Henry Srebrnik, [Summerside, PEI] Journal Pioneer
A former Yugoslav republic, Bosnia and Herzegovina (usually called Bosnia-Herzegovina) has hobbled along as a failed state since it declared its independence in 1992.
It had been an area of mixed population within Communist Yugoslavia, comprising Muslim Bosniaks, almost half the population; Orthodox Serbs, at 37 per cent; and Catholic Croats, at 14 per cent. Many lived together in mixed cities such as the capital, Sarajevo, and even ethnic intermarriages were not uncommon.
But it all quickly came undone – mainly because only the republic’s Bosniaks wanted a sovereign state. Croats wished to join Croatia while Serb nationalists, who wanted to bring Serbian-majority areas into a greater Serbia, began to engage in ethnic cleansing.
The fierce rivalries between the three groups led to a savage three and a half year war in which about 100,000 people were killed. A majority of the dead were Muslim Bosniaks; this included the massacre of some 8,000 Bosniak men and boys massacred by Serb forces at Srebrenica in July 1995. At least a million more Bosniaks, Croats and Serbs were driven from their homes, while much of the country’s infrastructure was destroyed.
Under intense American and European pressure, including a bombing campaign against Serb Bosnian forces, the Dayton Peace Accords were signed in November 1995, finally ending the fighting.
A few days later, President Bill Clinton hailed the agreement, declaring that the people of Bosnia now “have a chance to remind the world that just a few short years ago the mosques and churches of Sarajevo were a shining symbol of multiethnic tolerance, that Bosnia once found unity in its diversity.”
As well, NATO deployed an Implementation Force (IFOR) of nearly 60,000 troops to Bosnia. Later, a smaller Stabilization Force (SFOR) took on the task.
But the decentralized political system that the agreement engineered has entrenched rather than healed ethnic divisions.
The peace agreement retained Bosnia-Herzegovina’s international boundaries but created two distinct geographic entities within the country, a joint Croat-Bosniak-run Federation of Bosnia and Herzegovina, itself subdivided into 10 separate Croat and Bosniak cantons; and a Republika Srpska adjoining Serbia itself. The Brcko district in the northeast became a separate self-governing administrative unit.
The result was a bizarre political system, since in effect this was in all but name a partition.
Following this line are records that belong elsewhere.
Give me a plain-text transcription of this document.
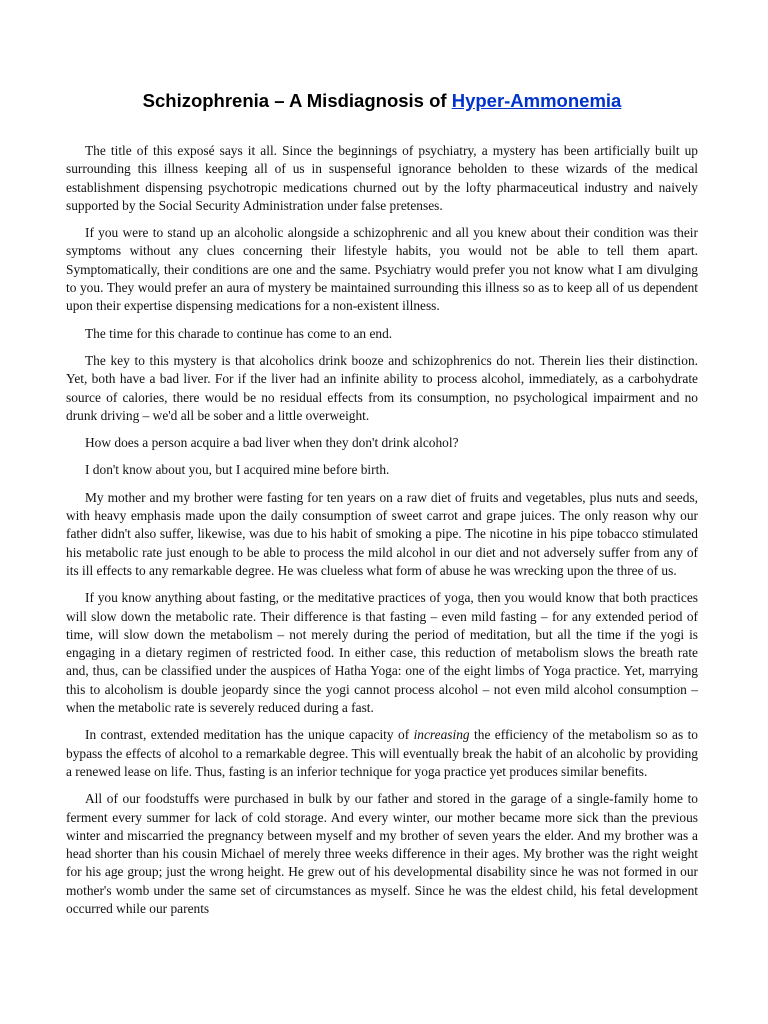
Schizophrenia – A Misdiagnosis of Hyper-Ammonemia

The title of this exposé says it all. Since the beginnings of psychiatry, a mystery has been artificially built up surrounding this illness keeping all of us in suspenseful ignorance beholden to these wizards of the medical establishment dispensing psychotropic medications churned out by the lofty pharmaceutical industry and naively supported by the Social Security Administration under false pretenses.

If you were to stand up an alcoholic alongside a schizophrenic and all you knew about their condition was their symptoms without any clues concerning their lifestyle habits, you would not be able to tell them apart. Symptomatically, their conditions are one and the same. Psychiatry would prefer you not know what I am divulging to you. They would prefer an aura of mystery be maintained surrounding this illness so as to keep all of us dependent upon their expertise dispensing medications for a non-existent illness.

The time for this charade to continue has come to an end.

The key to this mystery is that alcoholics drink booze and schizophrenics do not. Therein lies their distinction. Yet, both have a bad liver. For if the liver had an infinite ability to process alcohol, immediately, as a carbohydrate source of calories, there would be no residual effects from its consumption, no psychological impairment and no drunk driving – we'd all be sober and a little overweight.

How does a person acquire a bad liver when they don't drink alcohol?

I don't know about you, but I acquired mine before birth.

My mother and my brother were fasting for ten years on a raw diet of fruits and vegetables, plus nuts and seeds, with heavy emphasis made upon the daily consumption of sweet carrot and grape juices. The only reason why our father didn't also suffer, likewise, was due to his habit of smoking a pipe. The nicotine in his pipe tobacco stimulated his metabolic rate just enough to be able to process the mild alcohol in our diet and not adversely suffer from any of its ill effects to any remarkable degree. He was clueless what form of abuse he was wrecking upon the three of us.

If you know anything about fasting, or the meditative practices of yoga, then you would know that both practices will slow down the metabolic rate. Their difference is that fasting – even mild fasting – for any extended period of time, will slow down the metabolism – not merely during the period of meditation, but all the time if the yogi is engaging in a dietary regimen of restricted food. In either case, this reduction of metabolism slows the breath rate and, thus, can be classified under the auspices of Hatha Yoga: one of the eight limbs of Yoga practice. Yet, marrying this to alcoholism is double jeopardy since the yogi cannot process alcohol – not even mild alcohol consumption – when the metabolic rate is severely reduced during a fast.

In contrast, extended meditation has the unique capacity of increasing the efficiency of the metabolism so as to bypass the effects of alcohol to a remarkable degree. This will eventually break the habit of an alcoholic by providing a renewed lease on life. Thus, fasting is an inferior technique for yoga practice yet produces similar benefits.

All of our foodstuffs were purchased in bulk by our father and stored in the garage of a single-family home to ferment every summer for lack of cold storage. And every winter, our mother became more sick than the previous winter and miscarried the pregnancy between myself and my brother of seven years the elder. And my brother was a head shorter than his cousin Michael of merely three weeks difference in their ages. My brother was the right weight for his age group; just the wrong height. He grew out of his developmental disability since he was not formed in our mother's womb under the same set of circumstances as myself. Since he was the eldest child, his fetal development occurred while our parents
The central government’s power is highly limited, as the country is largely decentralized. On the national level, there is a bicameral parliament and a three-person presidency, made up of a Bosniak, a Serb and a Croat; the chair rotates every eight months. The current incumbent is Zeljko Komsic, a Croat.
However, the country’s two parts have their own presidents and parliaments, and these are responsible for most administrative functions, including policing, education, health, and judicial courts.
Sarajevo is the capital of the entire country and of the Bosniak-Croat entity. The government of the Serb republic is based in Banja Luka.
The entire political structure is supervised by the High Representative for Bosnia and Herzegovina, selected from a European country by an international Peace Implementation Council. Valentin Inzko, an Austrian diplomat, is the current incumbent. He has the power to “compel the entity governments to comply with the terms of the peace agreement,” including the dismissal of elected and non-elected officials.
In effect, he is the final authority, and so the country is in reality a European protectorate.
Political scientists Patrice C. McMahon and Jon Western in their September-October 2009 Foreign Affairs article “The Death of Dayton” noted that Bosnia was “once the poster child for international reconstruction efforts” and was considered “proof that under the right conditions the international community could successfully rebuild conflict-ridden countries.”
It didn’t work out that way. Bosnian Croat and Serb nationalists continued to block the emergence of a unified Bosnian state. Nationalist parties gained sweeping control of state-run enterprises, government jobs and the issuing of lucrative state contracts.
The multiple layers of government have led to corruption and economic stagnation, and today the country of 3.9 million people stands on the brink of collapse, despite having received billions of dollars in aid.
With unemployment at 44 percent and one in five people living below the poverty line, Bosnians have recently taken to the streets in a number of cities to vent their anger.
In 2004, NATO handed over peace stabilization duties to a European Union force (EUFOR), now numbering some 600 troops, but backed up by “over-the-horizon” reserves, allowing a rapid surge in numbers if needed. Renewed warfare is only avoided thanks to their presence.
Even Lewis Carroll couldn’t have created this Alice-in-Wonderland state.